Date of activity: December 2, 2012

Visceral leishmaniasis (also known as kala-azar) is a life-threatening disease caused by a protozoan parasite carried by the sandfly and transmitted when it feeds on the blood of humans. There are approximately 500,000 new cases of visceral leishmaniasis (VL) per year. Ninety percent of these cases are from India and the neighboring countries of Bangladesh and Nepal where the disease is endemic and has an enormous impact on social and economic activity, particularly affecting those in poverty.

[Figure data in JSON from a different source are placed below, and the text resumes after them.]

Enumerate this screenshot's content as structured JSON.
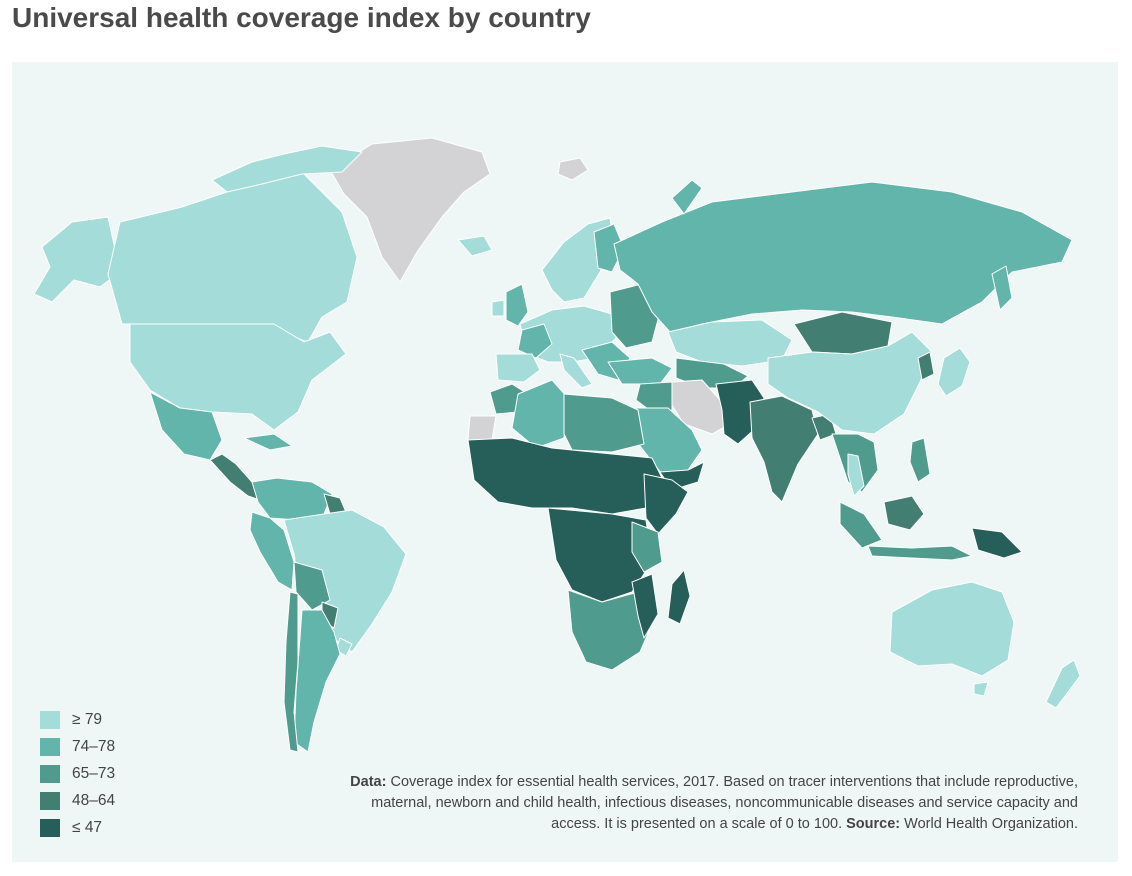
{
  "title": "Universal health coverage index by country",
  "colors": {
    "c1": "#a3dcd9",
    "c2": "#61b5ab",
    "c3": "#4f9c8f",
    "c4": "#437e73",
    "c5": "#265e5a",
    "nodata": "#d3d3d5",
    "ocean": "#eef7f5",
    "border": "#ffffff"
  },
  "legend": {
    "items": [
      {
        "label": "≥ 79",
        "color": "#a3dcd9"
      },
      {
        "label": "74–78",
        "color": "#61b5ab"
      },
      {
        "label": "65–73",
        "color": "#4f9c8f"
      },
      {
        "label": "48–64",
        "color": "#437e73"
      },
      {
        "label": "≤ 47",
        "color": "#265e5a"
      }
    ]
  },
  "note": {
    "data_label": "Data:",
    "data_text": " Coverage index for essential health services, 2017. Based on tracer interventions that include reproductive, maternal, newborn and child health, infectious diseases, noncommunicable diseases and service capacity and access. It is presented on a scale of 0 to 100. ",
    "source_label": "Source:",
    "source_text": " World Health Organization."
  }
}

Cooperative action by governments in the area is necessary to eradicate VL, so the WHO is promoting early diagnosis and prompt treatment programs for VL. The WHO aims for 100% detection and treatment of VL by 2020.

As part of this effort, the Surya Kanta Kala-azar Research Center (SKKRC) in Mymensingh was formally inaugurated on Sunday, 2nd December, 2012 by the Honorable State Minister of Health and Family Welfare, Captain (Rtd) Dr. Mozibur Rahman Fakir, MP. SKKRC has been established through multi-sector collaboration between the Government of Bangladesh, DNDi (Drugs for Neglected Diseases initiative), icddr,b (International Centre for Diarrhoeal Disease Research, Bangladesh) and the Japanese government program Science and Technology Research Partnership for Sustainable Development (SATREPS: a collaboration between JICA and JST). In this process, a SATREPS Project operated by the University of Tokyo (advised by Eisei Noiri, MD, University of Tokyo Hospital, and expert Yoshitsugu Matsumoto, PhD, University of Tokyo Graduate School of Agricultural and Life Sciences) has contributed to the development of research infrastructure with the assistance of icddr,b. Laboratory instruments have been advised, prepared, and provided by SATREPS. SATREPS will provide ongoing support as SKKRC carries out studies necessary to diagnose and control VL on the ground through application of Japanese technology.